Почему неглупый человек, заплатив смешную цену за товар, обнаруживает, что получил всего лишь красиво упакованные отбросы?
Теперь у меня наконец был ответ: все жертвы мошенников в какой-то момент думали, что им это выгодно. Большинство из них радовались в душе, предвкушая будущие прибыли. Многие гордились собой, какие они ловкие и как они обвели другого вокруг пальца…
Происходило ли со мной то же самое, когда я заглатывал наживку?
Да, разумеется, я вел себя точно так же.
И это именно то, что я делаю всегда, когда меня выбирают.
«Тот факт, что меня выбирают…» — это просто возможность ухватиться за любое приятное моему слуху заверение или обещание.
«Тот факт, что меня выбирают…» Эта фраза сама по себе напоминает наживку.
Само выражение «попасться на крючок» намекает на это. На то, что заглатываешь крючок с насаженным на него соблазнительным дождевым червяком или, хуже того, с привлекательной, разноцветной и яркой мухой… из пластмассы!
Меня выбирают, я заглатываю наживку… Что за люди эти рыбаки? Какие червяки мне больше по душе?
Обещания вечной любви…
Мечта о том, чтобы меня принимали таким, какой я есть…
Высокая оценка и признание окружающих…
Желание быть во всем первым и увидеть то, чего не видел никто…

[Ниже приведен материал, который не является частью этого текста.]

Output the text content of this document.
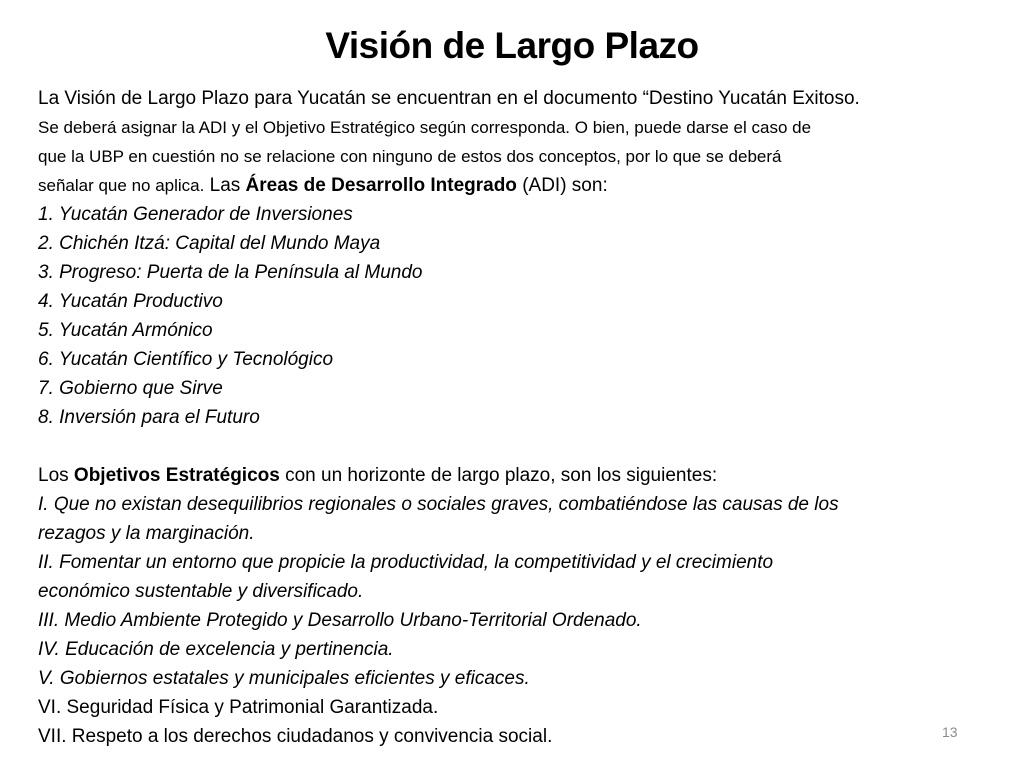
Visión de Largo Plazo
La Visión de Largo Plazo para Yucatán se encuentran en el documento “Destino Yucatán Exitoso.
Se deberá asignar la ADI y el Objetivo Estratégico según corresponda. O bien, puede darse el caso de
que la UBP en cuestión no se relacione con ninguno de estos dos conceptos, por lo que se deberá
señalar que no aplica. Las Áreas de Desarrollo Integrado (ADI) son:
1. Yucatán Generador de Inversiones
2. Chichén Itzá: Capital del Mundo Maya
3. Progreso: Puerta de la Península al Mundo
4. Yucatán Productivo
5. Yucatán Armónico
6. Yucatán Científico y Tecnológico
7. Gobierno que Sirve
8. Inversión para el Futuro
Los Objetivos Estratégicos con un horizonte de largo plazo, son los siguientes:
I. Que no existan desequilibrios regionales o sociales graves, combatiéndose las causas de los
rezagos y la marginación.
II. Fomentar un entorno que propicie la productividad, la competitividad y el crecimiento
económico sustentable y diversificado.
III. Medio Ambiente Protegido y Desarrollo Urbano-Territorial Ordenado.
IV. Educación de excelencia y pertinencia.
V. Gobiernos estatales y municipales eficientes y eficaces.
VI. Seguridad Física y Patrimonial Garantizada.
VII. Respeto a los derechos ciudadanos y convivencia social.	13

Тщеславное желание выделиться…
Попытка другого увидеть во мне мой собственный идеал…
Безоговорочное присутствие рядом со мной другого человека…
И столько еще всего…
Столько!
Я заметил, что с годами, с опытом и с духовным ростом я учился все быстрее выплевывать проглоченные крючки… Но как быть с оставленными ими ранами?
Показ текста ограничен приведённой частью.